So wird hier ein Europa geplant, das ungeachtet aller Betonung des Föderalismus im staatsrechtlichen Aufbau in Wirklichkeit zen-tralistische und dirigistische Züge trägt und eine Dynamik entfesseln möchte, die Europa von dem wegführt, was seinem Wesen und seiner Struktur angemessen ist. Daß die Amerikaner für diese Voraussetzungen nicht übermäßig viel Verständnis haben, ist begreiflich und verzeihlich, obwohl gerade ihre Geschichte sie über die vitale Bedeutung der föderalistischen Grundlagen für die Demokratie belehren könnte. Die Vereinigten Staaten sehen nur das politisch-wirtschaftliche Ziel einer wünschbaren Überwindung des europäischen Partikularismus und Nationalismus, einer Großraumplanung für Produktion und Handel, wobei sie sich gewiß in Übereinstimmung mit vielen Befürwortern der europäischen Einigung befinden. Aber es kommt hier nicht nur auf das Ziel, es kommt auch auf den Weg, auf das Wie an, auf die Form, in der die Realisierung erfolgt. Daß es just ein Wiederaufleben eines stark nationalistisch gefärbten Geistes ist, das vor allem in Frankreich der EWG zu Gevatter steht, und daß die Amerikaner diese Tendenz durch ihre Zustimmung stützen helfen, entbehrt freilich nicht der Ironie. Denn eben dieses Erbe aus dem 19. Jahrhundert möchten die Amerikaner gern und mit Recht ausgetilgt sehen.

Dieser Geist zentralaistischen Organisierens verbunden mit nationalen Hegemoniegedanken, ist uns und den andern heute in der EFTA zusammengeschlossenen Staaten fremd. Wir müßten eines der Grundprinzipien unseres Staates aufgeben, wollten wir uns an dieser Integration beteiligen, nur um damit wirtschaftliche Vorteile zu erringen. Es wäre eine kurzsichtige Politik, und dies nicht bloß mit Rücksicht auf unsere Neutralität, sondern vor allem auch im Hinblick auf unsere Solidarität mit einem werdenden föderalistischen Europa, somit um dessen Verwirklichung selbst willen. Nicht also unsertwegen in erster Linie, sondern um eines sich treu bleibenden, lebensstarken Europa willen können wir den Zielen der EWG nicht folgen. Weder England noch die Schweiz noch auch die skandinavischen Staaten, in denen trotz den zentralistischen Neigungen der sozialistischen Regierungen immer noch ein starker Geist alter Gemeindetradition und autonomer Gemeindefreiheiten fortlebt, können sich einer europäischen Integration anschließen, die letztlich einem Überstaat mit entsprechender Verwaltung von oben her zustrebt.
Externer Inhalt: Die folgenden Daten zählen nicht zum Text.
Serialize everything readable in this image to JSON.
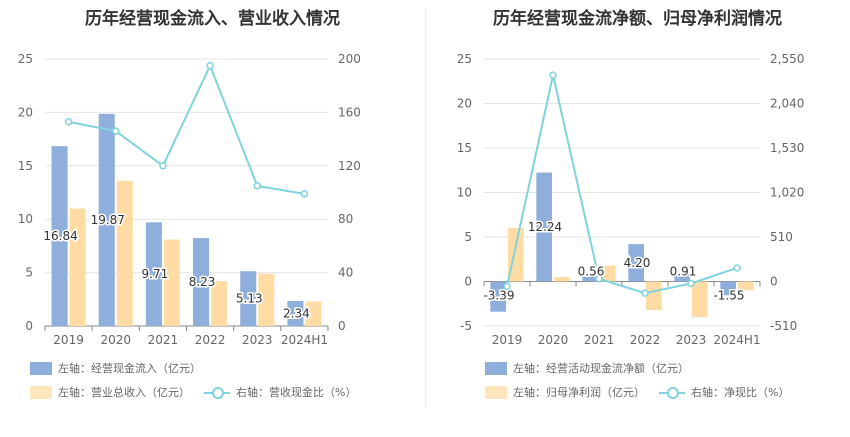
{
  "colors": {
    "bar1": "#8eaedc",
    "bar2": "#ffdca3",
    "line": "#7fd3dc",
    "grid": "#e6e6e6",
    "axis": "#888888",
    "text": "#666666"
  },
  "chart_data": [
    {
      "type": "bar",
      "title": "历年经营现金流入、营业收入情况",
      "categories": [
        "2019",
        "2020",
        "2021",
        "2022",
        "2023",
        "2024H1"
      ],
      "series": [
        {
          "name": "左轴：经营现金流入（亿元）",
          "axis": "left",
          "values": [
            16.84,
            19.87,
            9.71,
            8.23,
            5.13,
            2.34
          ],
          "labels": [
            "16.84",
            "19.87",
            "9.71",
            "8.23",
            "5.13",
            "2.34"
          ]
        },
        {
          "name": "左轴：营业总收入（亿元）",
          "axis": "left",
          "values": [
            11.0,
            13.6,
            8.1,
            4.2,
            4.9,
            2.3
          ]
        },
        {
          "name": "右轴：营收现金比（%）",
          "axis": "right",
          "type": "line",
          "values": [
            153,
            146,
            120,
            195,
            105,
            99
          ]
        }
      ],
      "yleft": {
        "ticks": [
          "0",
          "5",
          "10",
          "15",
          "20",
          "25"
        ],
        "lim": [
          0,
          25
        ]
      },
      "yright": {
        "ticks": [
          "0",
          "40",
          "80",
          "120",
          "160",
          "200"
        ],
        "lim": [
          0,
          200
        ]
      },
      "legend": [
        "左轴：经营现金流入（亿元）",
        "左轴：营业总收入（亿元）",
        "右轴：营收现金比（%）"
      ]
    },
    {
      "type": "bar",
      "title": "历年经营现金流净额、归母净利润情况",
      "categories": [
        "2019",
        "2020",
        "2021",
        "2022",
        "2023",
        "2024H1"
      ],
      "series": [
        {
          "name": "左轴：经营活动现金流净额（亿元）",
          "axis": "left",
          "values": [
            -3.39,
            12.24,
            0.56,
            4.2,
            0.91,
            -1.55
          ],
          "labels": [
            "-3.39",
            "12.24",
            "0.56",
            "4.20",
            "0.91",
            "-1.55"
          ]
        },
        {
          "name": "左轴：归母净利润（亿元）",
          "axis": "left",
          "values": [
            6.0,
            0.5,
            1.8,
            -3.2,
            -4.0,
            -1.0
          ]
        },
        {
          "name": "右轴：净现比（%）",
          "axis": "right",
          "type": "line",
          "values": [
            -56,
            2365,
            31,
            -133,
            -23,
            155
          ]
        }
      ],
      "yleft": {
        "ticks": [
          "-5",
          "0",
          "5",
          "10",
          "15",
          "20",
          "25"
        ],
        "lim": [
          -5,
          25
        ]
      },
      "yright": {
        "ticks": [
          "-510",
          "0",
          "510",
          "1,020",
          "1,530",
          "2,040",
          "2,550"
        ],
        "lim": [
          -510,
          2550
        ]
      },
      "legend": [
        "左轴：经营活动现金流净额（亿元）",
        "左轴：归母净利润（亿元）",
        "右轴：净现比（%）"
      ]
    }
  ]
}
Die Warnungen, die Alexis de Tocqueville schon vor 130 Jahren aussprach, als er die Gefahren der Zentralisierung, der Schwächung der autonomen kleinen Zellen und der Gemeindefreiheit aufzeigte, haben nichts an Geltung verloren; sie erhalten vielmehr in der heutigen Situation auf europäischer Ebene eine erhöhte, unheimliche Aktualität. Aber Tocqueville ist in Frankreich wohl berühmt und vielbewundert, aber um so weniger beherzigt worden. (Daran ändert auch die Tatsache nichts, daß sein Werk, das seit mehr als sechzig Jahren vergriffen gewesen war, heute mit amerikanischer Unterstützung in Paris in einer Gesamtausgabe neu zu erscheinen begonnen hat. Und anscheinend haben auch die Politiker in den Vereinigten Staaten die Lehren des großen Deuters Amerikas vergessen.)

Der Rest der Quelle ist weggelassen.